Что это значит — неужели он хочет уйти?
Снова — уйти?
Оставить его одного?
Нет. Нет-нет-нет-нет. Только не это.
Когда-то давно Дино настаивал на том, что он взрослый. Отец над этим даже злобно порой смеялся, и мальчиком он очень распалялся. Я сильный, мол. Я смелый. Тогда хотелось разворотить всю землю, в полной уверенности, что она ему покорится.
На секунду Дино захотелось стать тем мальчиком — маленьким, глупым, смешным. На секунду, сквозь времена, он снова стал ниже на три головы, снова почувствовал себя тщедушным, костлявым, почувствовал прохладную тяжёлую руку на голову.

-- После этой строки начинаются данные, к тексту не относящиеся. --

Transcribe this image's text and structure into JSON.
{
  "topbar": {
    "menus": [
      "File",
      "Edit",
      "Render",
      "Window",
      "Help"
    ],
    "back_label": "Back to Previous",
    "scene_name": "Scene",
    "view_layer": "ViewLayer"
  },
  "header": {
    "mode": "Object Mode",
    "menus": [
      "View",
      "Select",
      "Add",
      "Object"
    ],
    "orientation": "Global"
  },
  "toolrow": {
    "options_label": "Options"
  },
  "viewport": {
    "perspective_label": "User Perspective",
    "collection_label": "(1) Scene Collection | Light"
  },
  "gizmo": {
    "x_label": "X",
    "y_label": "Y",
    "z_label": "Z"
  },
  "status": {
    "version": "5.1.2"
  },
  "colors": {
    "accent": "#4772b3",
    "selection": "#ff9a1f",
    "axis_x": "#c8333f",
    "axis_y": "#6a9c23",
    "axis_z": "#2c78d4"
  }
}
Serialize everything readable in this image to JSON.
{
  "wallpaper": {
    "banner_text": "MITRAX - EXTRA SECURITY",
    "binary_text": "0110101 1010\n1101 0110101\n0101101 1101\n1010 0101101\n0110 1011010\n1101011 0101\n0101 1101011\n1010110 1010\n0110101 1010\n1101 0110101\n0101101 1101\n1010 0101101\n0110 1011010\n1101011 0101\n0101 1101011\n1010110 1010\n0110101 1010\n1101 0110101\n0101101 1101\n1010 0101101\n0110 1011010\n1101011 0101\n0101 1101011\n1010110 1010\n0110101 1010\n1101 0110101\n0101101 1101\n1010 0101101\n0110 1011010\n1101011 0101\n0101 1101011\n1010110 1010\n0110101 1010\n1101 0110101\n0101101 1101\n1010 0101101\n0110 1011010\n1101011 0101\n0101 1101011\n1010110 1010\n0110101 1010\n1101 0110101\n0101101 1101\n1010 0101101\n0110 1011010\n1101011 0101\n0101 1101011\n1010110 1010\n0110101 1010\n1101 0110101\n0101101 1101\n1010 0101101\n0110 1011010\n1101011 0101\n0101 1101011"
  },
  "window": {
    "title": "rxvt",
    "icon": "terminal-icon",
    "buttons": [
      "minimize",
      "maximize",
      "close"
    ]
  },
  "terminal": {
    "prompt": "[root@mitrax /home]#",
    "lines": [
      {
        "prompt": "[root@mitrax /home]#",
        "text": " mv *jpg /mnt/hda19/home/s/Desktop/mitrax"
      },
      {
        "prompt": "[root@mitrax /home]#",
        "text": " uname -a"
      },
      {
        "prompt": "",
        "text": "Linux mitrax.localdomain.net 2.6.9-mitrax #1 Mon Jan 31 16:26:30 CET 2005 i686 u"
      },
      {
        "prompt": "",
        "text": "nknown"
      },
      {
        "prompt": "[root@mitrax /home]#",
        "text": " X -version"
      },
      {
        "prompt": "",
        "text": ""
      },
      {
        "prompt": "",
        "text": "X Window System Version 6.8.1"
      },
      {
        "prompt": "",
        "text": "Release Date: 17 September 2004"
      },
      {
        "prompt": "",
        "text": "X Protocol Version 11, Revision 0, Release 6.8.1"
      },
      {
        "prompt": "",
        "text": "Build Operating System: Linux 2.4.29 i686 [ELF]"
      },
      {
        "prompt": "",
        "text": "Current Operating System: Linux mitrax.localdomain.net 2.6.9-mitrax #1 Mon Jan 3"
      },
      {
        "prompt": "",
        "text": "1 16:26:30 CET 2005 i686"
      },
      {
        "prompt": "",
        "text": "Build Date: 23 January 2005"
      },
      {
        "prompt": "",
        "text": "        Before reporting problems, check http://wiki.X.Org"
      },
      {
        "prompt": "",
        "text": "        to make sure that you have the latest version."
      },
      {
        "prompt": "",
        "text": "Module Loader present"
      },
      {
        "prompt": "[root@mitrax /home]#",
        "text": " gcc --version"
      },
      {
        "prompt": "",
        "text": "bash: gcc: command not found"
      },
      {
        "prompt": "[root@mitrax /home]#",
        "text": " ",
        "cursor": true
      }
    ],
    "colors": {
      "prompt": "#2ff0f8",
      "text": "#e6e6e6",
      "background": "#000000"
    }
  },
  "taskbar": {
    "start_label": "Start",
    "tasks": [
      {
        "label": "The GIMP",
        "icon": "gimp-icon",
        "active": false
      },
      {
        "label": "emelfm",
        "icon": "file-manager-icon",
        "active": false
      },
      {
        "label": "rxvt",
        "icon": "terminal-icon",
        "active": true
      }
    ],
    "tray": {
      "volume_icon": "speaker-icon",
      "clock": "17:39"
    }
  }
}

Он словно стряхнул с себя несколько сотен лет — и снова беззащитный, задыхающийся, умоляющий.
Чтобы отец посмеялся и забрал всю тяжесть мира у него из рук. Чтобы он мог снова тащить его за шкирку.
Чтобы только не быть одному.
Нет.
Пожалуйста. Нет.
— Будь осторожен, Дино.
Хриплый шёпот в макушку. Последнее крепкое, сильное, до боли в рёбрах объятие. Последний блеск глаз.
И — улетел. Улетел, не успев даже услышать последний умоляющий детский крик в спину.
Перед глазами по-прежнему всё расплывалось. От дыма, клубами летящего в небо от цитадели, от чего-то ещё. Ангелы кричали. Демоны кричали, вцепившись в последней схватке. Это уже не на жизнь, а на смерть. Кто-то хрипел, захлёбываясь своей кровью.
Дино сжимает руки в кулаки. И вспоминает слова, с которых всё началось — и его жизнь, и всё на свете. С которых начнётся и новый поворот.
Самоконтроль, Дино.
Ангелам не пристало злиться, сынок.
Он смотрит на цитадель, рушащуюся, подобно вековым устоям. Остаётся лишь пыль. Смотрит на огонь, сжигающий ангелов, демонов — всех по разбору, оставляющий только кровавое гнилое мясо.
А потом смотрит на убегающих из гор ангелов. И во главе них он замечает белую точку на драконе — Кроули. Сбегающего. Вместе с шансом помочь кому-то другому для Дино — но сбегающего, как подлая собака. Со всеми высокими словами и обещаниями.
«Ты будешь нам полезен.
Ты поможешь нам, и мы сохраним тебе жизнь.»
Со всеми лживыми словами.
Что ты там говорил, отец, — не вступать в сражения?
Не думая ни секунды, Дино выходит к огню. Не думая ни секунды, он хватает чей-то нож, валяющийся на земле, и летит на демона — со спины.
Это не выглядит эпично или красиво. Он рычит, словно дикий зверь, вонзая ему нож в спину. И снова. И снова. Пока хриплое дыхание не заглушает весь остальной мир.
Это не выглядит красиво, потому что именно в этот момент прорывается его крик — сорванный и ломающийся. Но никак не прекращающийся. Звучащий и с новым ударом. И с новой схваткой, в которой зубы обнажаются, как у зверя.
Зверя, который рычит, орёт на свою дичь, но на самом деле только и ждущий, чтобы её разорвали.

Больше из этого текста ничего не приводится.